In Seoul's currency market, the won opened at 1,530 per dollar, down 13.6 won from the previous session's close. This marks the first time in 17 years and three months that the exchange rate has kicked off below the 1,530 won threshold since March 10, 2009, during the height of the global financial crisis.
Immediately after the opening bell, the rate tumbled to 1,530.8 won before paring some gains to trade in the mid-1,520 won range. However, the high-flying trend persists, with the currency hovering in the 1,500 won range for 12 consecutive sessions on a closing basis.
Market analysts attribute the unyielding weakness of the won, despite growing possibilities of a rate hike by the Bank of Korea (BOK), to a compounding stack of external headwinds, chiefly triggered by a hawkish surprise from neighboring Japan that amplified fears of a broader liquidity squeeze across Asia.
Bank of Japan (BOJ) governor Kazuo Ueda hinted on Wednesday at a potential interest rate hike at the upcoming June 15–16 policy meeting, citing secondary inflation risks driven by soaring energy costs.
"Even amid uncertainty in the Middle East, there is a clear need to discuss the appropriateness of raising interest rates," Ueda said during a lecture in Tokyo, warning that delaying necessary monetary normalization could "inflict a heavy burden on the economy, markets, and the financial system."

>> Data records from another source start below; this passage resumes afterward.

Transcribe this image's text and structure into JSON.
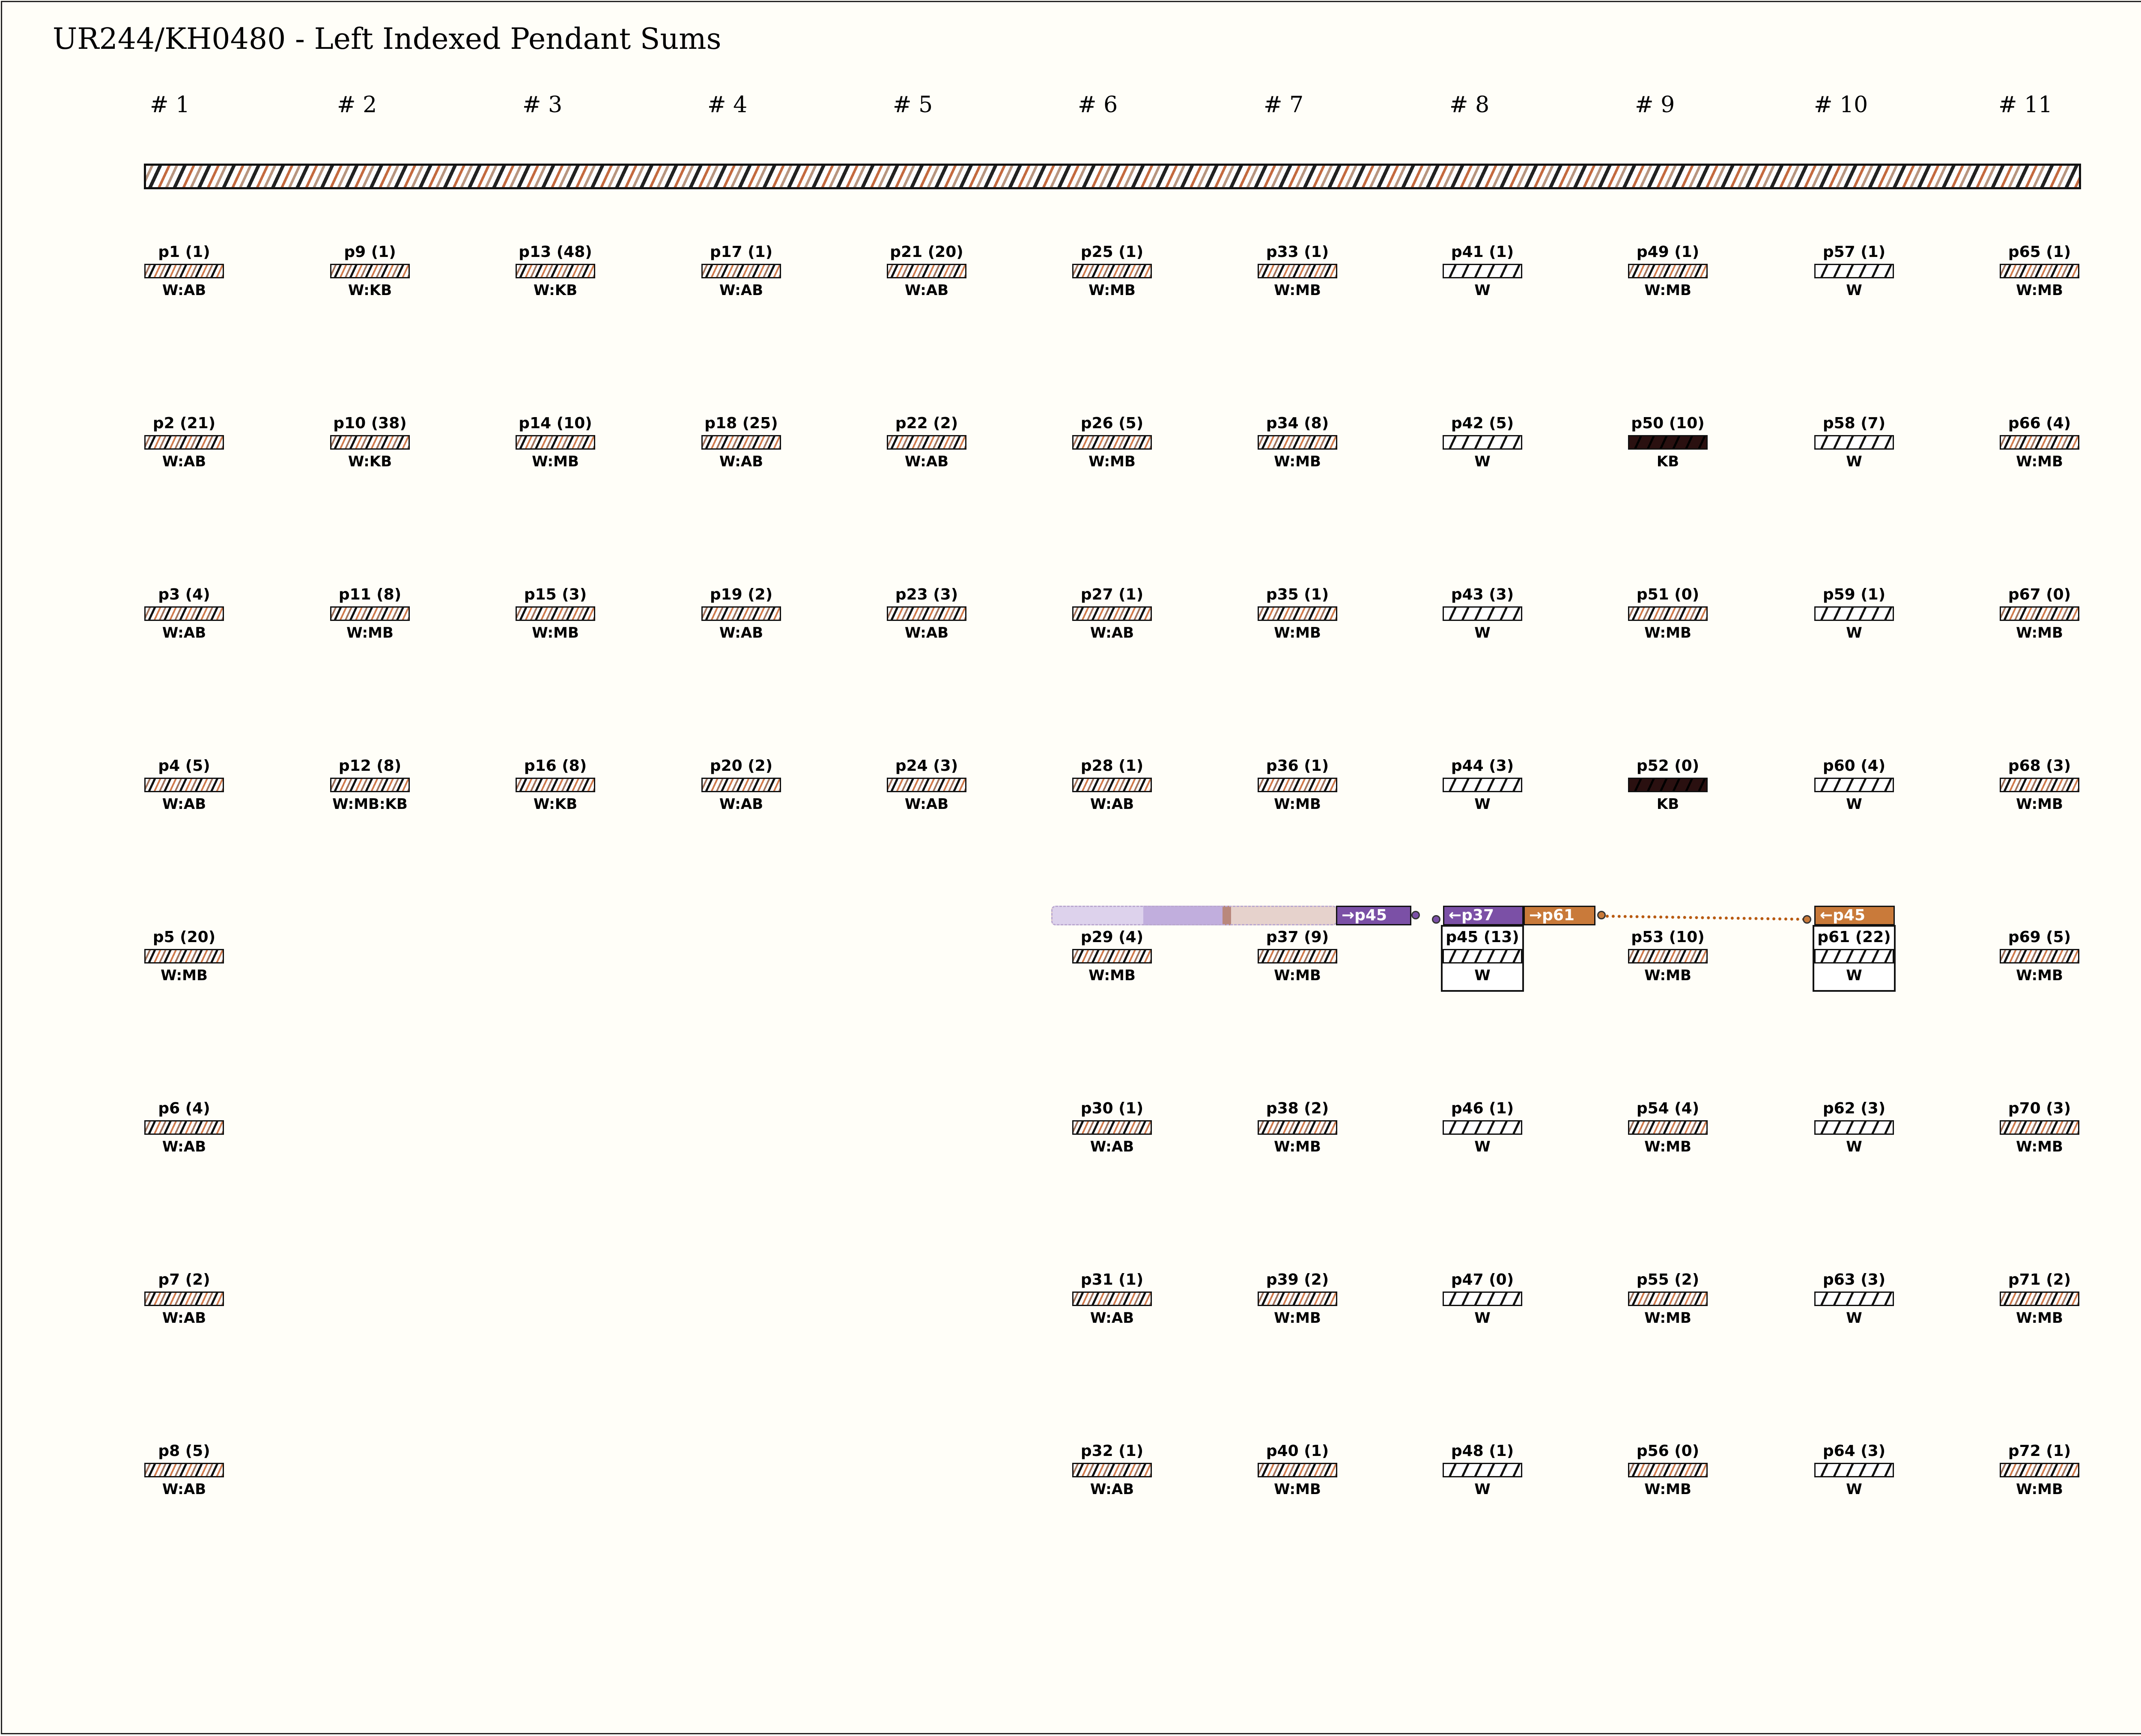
{
  "title": "UR244/KH0480 - Left Indexed Pendant Sums",
  "groups": [
    "# 1",
    "# 2",
    "# 3",
    "# 4",
    "# 5",
    "# 6",
    "# 7",
    "# 8",
    "# 9",
    "# 10",
    "# 11"
  ],
  "pendants": [
    {
      "label": "p1 (1)",
      "color": "W:AB",
      "col": 0,
      "row": 0,
      "pattern": "mixed"
    },
    {
      "label": "p2 (21)",
      "color": "W:AB",
      "col": 0,
      "row": 1,
      "pattern": "mixed"
    },
    {
      "label": "p3 (4)",
      "color": "W:AB",
      "col": 0,
      "row": 2,
      "pattern": "mixed"
    },
    {
      "label": "p4 (5)",
      "color": "W:AB",
      "col": 0,
      "row": 3,
      "pattern": "mixed"
    },
    {
      "label": "p5 (20)",
      "color": "W:MB",
      "col": 0,
      "row": 4,
      "pattern": "mixed"
    },
    {
      "label": "p6 (4)",
      "color": "W:AB",
      "col": 0,
      "row": 5,
      "pattern": "mixed"
    },
    {
      "label": "p7 (2)",
      "color": "W:AB",
      "col": 0,
      "row": 6,
      "pattern": "mixed"
    },
    {
      "label": "p8 (5)",
      "color": "W:AB",
      "col": 0,
      "row": 7,
      "pattern": "mixed"
    },
    {
      "label": "p9 (1)",
      "color": "W:KB",
      "col": 1,
      "row": 0,
      "pattern": "mixed"
    },
    {
      "label": "p10 (38)",
      "color": "W:KB",
      "col": 1,
      "row": 1,
      "pattern": "mixed"
    },
    {
      "label": "p11 (8)",
      "color": "W:MB",
      "col": 1,
      "row": 2,
      "pattern": "mixed"
    },
    {
      "label": "p12 (8)",
      "color": "W:MB:KB",
      "col": 1,
      "row": 3,
      "pattern": "mixed"
    },
    {
      "label": "p13 (48)",
      "color": "W:KB",
      "col": 2,
      "row": 0,
      "pattern": "mixed"
    },
    {
      "label": "p14 (10)",
      "color": "W:MB",
      "col": 2,
      "row": 1,
      "pattern": "mixed"
    },
    {
      "label": "p15 (3)",
      "color": "W:MB",
      "col": 2,
      "row": 2,
      "pattern": "mixed"
    },
    {
      "label": "p16 (8)",
      "color": "W:KB",
      "col": 2,
      "row": 3,
      "pattern": "mixed"
    },
    {
      "label": "p17 (1)",
      "color": "W:AB",
      "col": 3,
      "row": 0,
      "pattern": "mixed"
    },
    {
      "label": "p18 (25)",
      "color": "W:AB",
      "col": 3,
      "row": 1,
      "pattern": "mixed"
    },
    {
      "label": "p19 (2)",
      "color": "W:AB",
      "col": 3,
      "row": 2,
      "pattern": "mixed"
    },
    {
      "label": "p20 (2)",
      "color": "W:AB",
      "col": 3,
      "row": 3,
      "pattern": "mixed"
    },
    {
      "label": "p21 (20)",
      "color": "W:AB",
      "col": 4,
      "row": 0,
      "pattern": "mixed"
    },
    {
      "label": "p22 (2)",
      "color": "W:AB",
      "col": 4,
      "row": 1,
      "pattern": "mixed"
    },
    {
      "label": "p23 (3)",
      "color": "W:AB",
      "col": 4,
      "row": 2,
      "pattern": "mixed"
    },
    {
      "label": "p24 (3)",
      "color": "W:AB",
      "col": 4,
      "row": 3,
      "pattern": "mixed"
    },
    {
      "label": "p25 (1)",
      "color": "W:MB",
      "col": 5,
      "row": 0,
      "pattern": "mixed"
    },
    {
      "label": "p26 (5)",
      "color": "W:MB",
      "col": 5,
      "row": 1,
      "pattern": "mixed"
    },
    {
      "label": "p27 (1)",
      "color": "W:AB",
      "col": 5,
      "row": 2,
      "pattern": "mixed"
    },
    {
      "label": "p28 (1)",
      "color": "W:AB",
      "col": 5,
      "row": 3,
      "pattern": "mixed"
    },
    {
      "label": "p29 (4)",
      "color": "W:MB",
      "col": 5,
      "row": 4,
      "pattern": "mixed"
    },
    {
      "label": "p30 (1)",
      "color": "W:AB",
      "col": 5,
      "row": 5,
      "pattern": "mixed"
    },
    {
      "label": "p31 (1)",
      "color": "W:AB",
      "col": 5,
      "row": 6,
      "pattern": "mixed"
    },
    {
      "label": "p32 (1)",
      "color": "W:AB",
      "col": 5,
      "row": 7,
      "pattern": "mixed"
    },
    {
      "label": "p33 (1)",
      "color": "W:MB",
      "col": 6,
      "row": 0,
      "pattern": "mixed"
    },
    {
      "label": "p34 (8)",
      "color": "W:MB",
      "col": 6,
      "row": 1,
      "pattern": "mixed"
    },
    {
      "label": "p35 (1)",
      "color": "W:MB",
      "col": 6,
      "row": 2,
      "pattern": "mixed"
    },
    {
      "label": "p36 (1)",
      "color": "W:MB",
      "col": 6,
      "row": 3,
      "pattern": "mixed"
    },
    {
      "label": "p37 (9)",
      "color": "W:MB",
      "col": 6,
      "row": 4,
      "pattern": "mixed"
    },
    {
      "label": "p38 (2)",
      "color": "W:MB",
      "col": 6,
      "row": 5,
      "pattern": "mixed"
    },
    {
      "label": "p39 (2)",
      "color": "W:MB",
      "col": 6,
      "row": 6,
      "pattern": "mixed"
    },
    {
      "label": "p40 (1)",
      "color": "W:MB",
      "col": 6,
      "row": 7,
      "pattern": "mixed"
    },
    {
      "label": "p41 (1)",
      "color": "W",
      "col": 7,
      "row": 0,
      "pattern": "white"
    },
    {
      "label": "p42 (5)",
      "color": "W",
      "col": 7,
      "row": 1,
      "pattern": "white"
    },
    {
      "label": "p43 (3)",
      "color": "W",
      "col": 7,
      "row": 2,
      "pattern": "white"
    },
    {
      "label": "p44 (3)",
      "color": "W",
      "col": 7,
      "row": 3,
      "pattern": "white"
    },
    {
      "label": "p45 (13)",
      "color": "W",
      "col": 7,
      "row": 4,
      "pattern": "white",
      "boxed": true
    },
    {
      "label": "p46 (1)",
      "color": "W",
      "col": 7,
      "row": 5,
      "pattern": "white"
    },
    {
      "label": "p47 (0)",
      "color": "W",
      "col": 7,
      "row": 6,
      "pattern": "white"
    },
    {
      "label": "p48 (1)",
      "color": "W",
      "col": 7,
      "row": 7,
      "pattern": "white"
    },
    {
      "label": "p49 (1)",
      "color": "W:MB",
      "col": 8,
      "row": 0,
      "pattern": "mixed"
    },
    {
      "label": "p50 (10)",
      "color": "KB",
      "col": 8,
      "row": 1,
      "pattern": "dark"
    },
    {
      "label": "p51 (0)",
      "color": "W:MB",
      "col": 8,
      "row": 2,
      "pattern": "mixed"
    },
    {
      "label": "p52 (0)",
      "color": "KB",
      "col": 8,
      "row": 3,
      "pattern": "dark"
    },
    {
      "label": "p53 (10)",
      "color": "W:MB",
      "col": 8,
      "row": 4,
      "pattern": "mixed"
    },
    {
      "label": "p54 (4)",
      "color": "W:MB",
      "col": 8,
      "row": 5,
      "pattern": "mixed"
    },
    {
      "label": "p55 (2)",
      "color": "W:MB",
      "col": 8,
      "row": 6,
      "pattern": "mixed"
    },
    {
      "label": "p56 (0)",
      "color": "W:MB",
      "col": 8,
      "row": 7,
      "pattern": "mixed"
    },
    {
      "label": "p57 (1)",
      "color": "W",
      "col": 9,
      "row": 0,
      "pattern": "white"
    },
    {
      "label": "p58 (7)",
      "color": "W",
      "col": 9,
      "row": 1,
      "pattern": "white"
    },
    {
      "label": "p59 (1)",
      "color": "W",
      "col": 9,
      "row": 2,
      "pattern": "white"
    },
    {
      "label": "p60 (4)",
      "color": "W",
      "col": 9,
      "row": 3,
      "pattern": "white"
    },
    {
      "label": "p61 (22)",
      "color": "W",
      "col": 9,
      "row": 4,
      "pattern": "white",
      "boxed": true
    },
    {
      "label": "p62 (3)",
      "color": "W",
      "col": 9,
      "row": 5,
      "pattern": "white"
    },
    {
      "label": "p63 (3)",
      "color": "W",
      "col": 9,
      "row": 6,
      "pattern": "white"
    },
    {
      "label": "p64 (3)",
      "color": "W",
      "col": 9,
      "row": 7,
      "pattern": "white"
    },
    {
      "label": "p65 (1)",
      "color": "W:MB",
      "col": 10,
      "row": 0,
      "pattern": "mixed"
    },
    {
      "label": "p66 (4)",
      "color": "W:MB",
      "col": 10,
      "row": 1,
      "pattern": "mixed"
    },
    {
      "label": "p67 (0)",
      "color": "W:MB",
      "col": 10,
      "row": 2,
      "pattern": "mixed"
    },
    {
      "label": "p68 (3)",
      "color": "W:MB",
      "col": 10,
      "row": 3,
      "pattern": "mixed"
    },
    {
      "label": "p69 (5)",
      "color": "W:MB",
      "col": 10,
      "row": 4,
      "pattern": "mixed"
    },
    {
      "label": "p70 (3)",
      "color": "W:MB",
      "col": 10,
      "row": 5,
      "pattern": "mixed"
    },
    {
      "label": "p71 (2)",
      "color": "W:MB",
      "col": 10,
      "row": 6,
      "pattern": "mixed"
    },
    {
      "label": "p72 (1)",
      "color": "W:MB",
      "col": 10,
      "row": 7,
      "pattern": "mixed"
    }
  ],
  "links": {
    "tag_to_p45": "→p45",
    "tag_from_p37": "←p37",
    "tag_to_p61": "→p61",
    "tag_from_p45": "←p45"
  },
  "colors": {
    "purple": "#7b50a6",
    "orange": "#c97a3a",
    "dotted": "#b85a10"
  }
}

This regional monetary tightening pressure closely aligns with stubborn inflationary pressures in the U.S., where growing concerns that the Fed might lurch back into a hawkish stance are providing solid, ongoing support for both the U.S. dollar and Treasury yields.
Adding to the compounding pressure, renewed military tensions between the United States and Iran have stoked global inflation worries and driven up international crude prices, further exacerbating depreciation pressures on the local currency.
South Korea relies on the Strait of Hormuz for nearly 70 percent of its total crude oil imports. Consequently, soaring oil prices trigger an increased demand for the greenback to settle import bills while stoking anxieties over a deteriorating trade balance.
Continued profit-taking and portfolio rebalancing by foreign investors in the domestic stock market have further strained won supply and demand. According to the Korea Exchange (KRX), foreign investors net sold 4.8 trillion won worth of shares on the main KOSPI bourse as of noon.
The bond market also exhibited a turbulent trend. In the morning session of the Seoul debt market, the benchmark three-year government bond yield closed up 6.6 basis points at 3.839 percent - reaching its highest level since November 2023, when fears of prolonged high interest rates in the U.S. hammered global debt markets.
The 10-year government bond yield also rose 7.1 basis points to 4.209 percent - bouncing back to the 4.2 percent range for the first time since mid-May, highlighting renewed weakness in long-term debt. This slump effectively erased the bullish sentiment from Tuesday, when net purchases of 10-year bonds by foreign investors hit the second-highest volume in history.
The prospect of a BOJ rate hike raised immediate concerns over a regional liquidity squeeze, triggering heavy offloading of local fixed-income assets. Adding to this was the anxiety of market participants already bracing for the possibility that the Gulf crisis could drive oil prices higher, rekindle domestic consumer inflation, and strengthen the BOK's justification for rate hikes.